Cardiac-Specific Inhibition of Kinase Activity in Calcium/Calmodulin-Dependent Protein Kinase Kinase-β Leads to Accelerated Left Ventricular Remodeling and Heart Failure after Transverse Aortic Constriction in Mice

Abstract

[Background]The mechanism of cardiac energy production against sustained pressure overload remains to be elucidated. [Methods and Results]We generated cardiac-specific kinase-dead (kd) calcium/calmodulin-dependent protein kinase kinase-β (CaMKKβ) transgenic (α-MHC CaMKKβ[kd] TG) mice using α-myosin heavy chain (α-MHC) promoter. Although CaMKKβ activity was significantly reduced, these mice had normal cardiac function and morphology at baseline. Here, we show that transverse aortic binding (TAC) in α-MHC CaMKKβ[kd] TG mice led to accelerated death and left ventricular (LV) dilatation and dysfunction, which was accompanied by significant clinical signs of heart failure.
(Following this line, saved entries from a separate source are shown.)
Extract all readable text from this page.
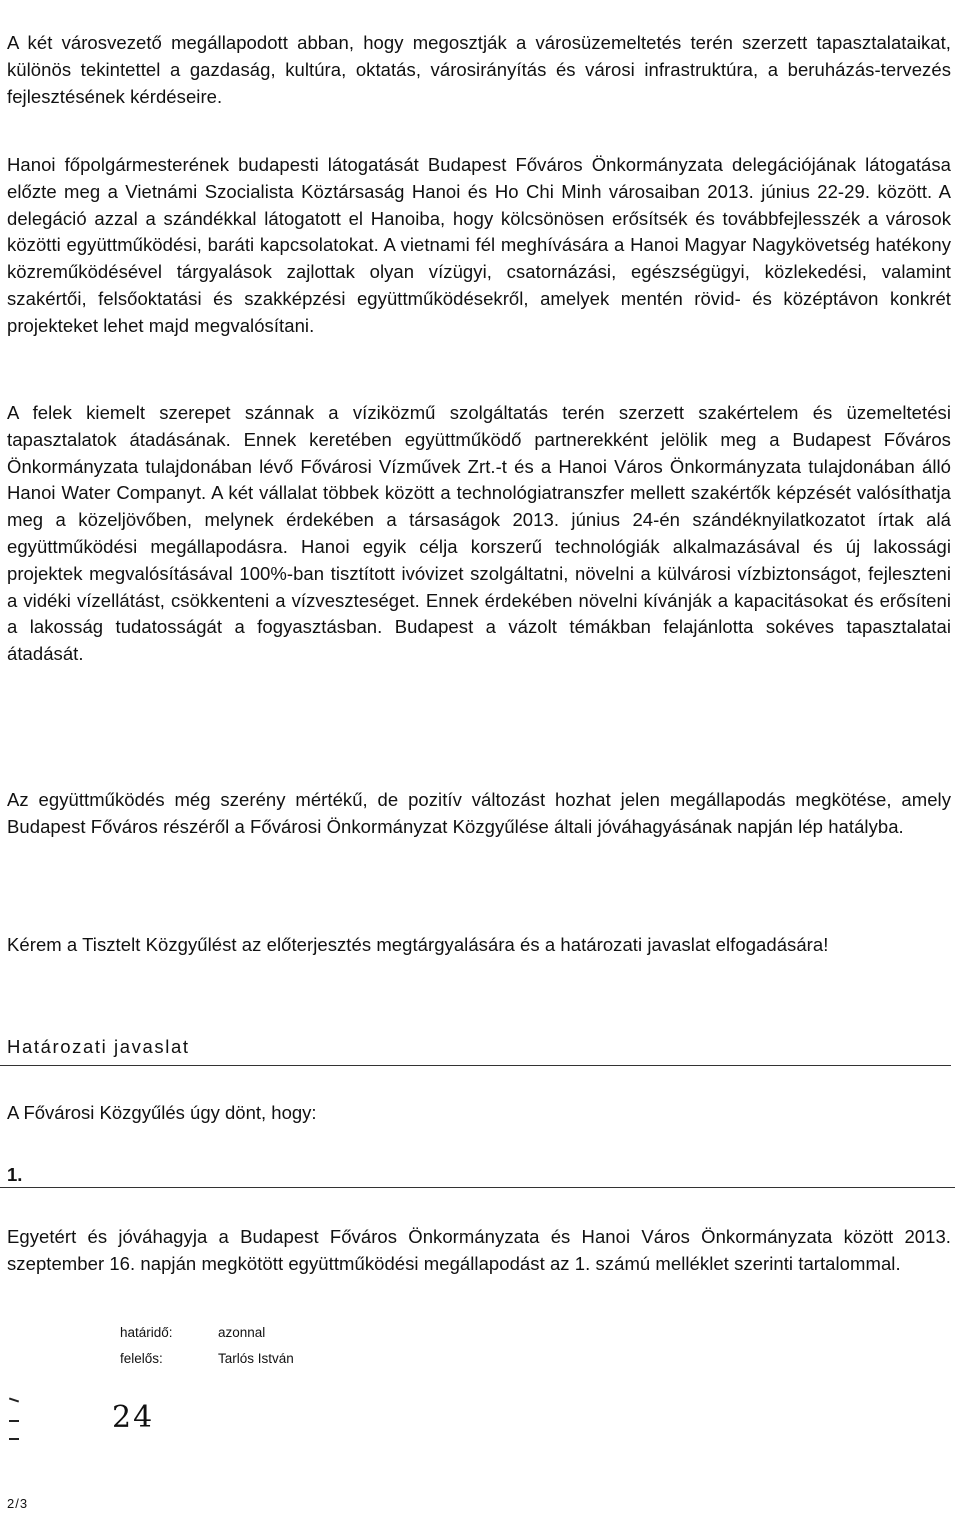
A két városvezető megállapodott abban, hogy megosztják a városüzemeltetés terén szerzett tapasztalataikat, különös tekintettel a gazdaság, kultúra, oktatás, városirányítás és városi infrastruktúra, a beruházás-tervezés fejlesztésének kérdéseire.
Hanoi főpolgármesterének budapesti látogatását Budapest Főváros Önkormányzata delegációjának látogatása előzte meg a Vietnámi Szocialista Köztársaság Hanoi és Ho Chi Minh városaiban 2013. június 22-29. között. A delegáció azzal a szándékkal látogatott el Hanoiba, hogy kölcsönösen erősítsék és továbbfejlesszék a városok közötti együttműködési, baráti kapcsolatokat. A vietnami fél meghívására a Hanoi Magyar Nagykövetség hatékony közreműködésével tárgyalások zajlottak olyan vízügyi, csatornázási, egészségügyi, közlekedési, valamint szakértői, felsőoktatási és szakképzési együttműködésekről, amelyek mentén rövid- és középtávon konkrét projekteket lehet majd megvalósítani.
A felek kiemelt szerepet szánnak a víziközmű szolgáltatás terén szerzett szakértelem és üzemeltetési tapasztalatok átadásának. Ennek keretében együttműködő partnerekként jelölik meg a Budapest Főváros Önkormányzata tulajdonában lévő Fővárosi Vízművek Zrt.-t és a Hanoi Város Önkormányzata tulajdonában álló Hanoi Water Companyt. A két vállalat többek között a technológiatranszfer mellett szakértők képzését valósíthatja meg a közeljövőben, melynek érdekében a társaságok 2013. június 24-én szándéknyilatkozatot írtak alá együttműködési megállapodásra. Hanoi egyik célja korszerű technológiák alkalmazásával és új lakossági projektek megvalósításával 100%-ban tisztított ivóvizet szolgáltatni, növelni a külvárosi vízbiztonságot, fejleszteni a vidéki vízellátást, csökkenteni a vízveszteséget. Ennek érdekében növelni kívánják a kapacitásokat és erősíteni a lakosság tudatosságát a fogyasztásban. Budapest a vázolt témákban felajánlotta sokéves tapasztalatai átadását.
Az együttműködés még szerény mértékű, de pozitív változást hozhat jelen megállapodás megkötése, amely Budapest Főváros részéről a Fővárosi Önkormányzat Közgyűlése általi jóváhagyásának napján lép hatályba.
Kérem a Tisztelt Közgyűlést az előterjesztés megtárgyalására és a határozati javaslat elfogadására!
Határozati javaslat
A Fővárosi Közgyűlés úgy dönt, hogy:
1.
Egyetért és jóváhagyja a Budapest Főváros Önkormányzata és Hanoi Város Önkormányzata között 2013. szeptember 16. napján megkötött együttműködési megállapodást az 1. számú melléklet szerinti tartalommal.
határidő:	azonnal
felelős:	Tarlós István
24
2/3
CaMKKβ downstream signaling molecules, including adenosine monophosphate-activated protein kinase (AMPK), were also suppressed in α-MHC CaMKKβ[kd] TG mice compared with wild-type (WT) mice. The expression levels of peroxisome proliferator-activated receptor-γ coactivator (PGC)-1α, which is a downstream target of both of CaMKKβ and calcium/calmodulin kinases, were also significantly reduced in α-MHC CaMKKβ[kd] TG mice compared with WT mice after TAC. In accordance with these findings, mitochondrial morphogenesis was damaged and creatine phosphate/β-ATP ratios assessed by magnetic resonance spectroscopy were suppressed in α-MHC CaMKKβ[kd] TG mice compared with WT mice after TAC. [Conclusions]These data indicate that CaMKKβ exerts protective effects on cardiac adaptive energy pooling against pressure-overload possibly through phosphorylation of AMPK and by upregulation of PGC-1α. Thus, CaMKKβ may be a therapeutic target for the treatment of heart failure.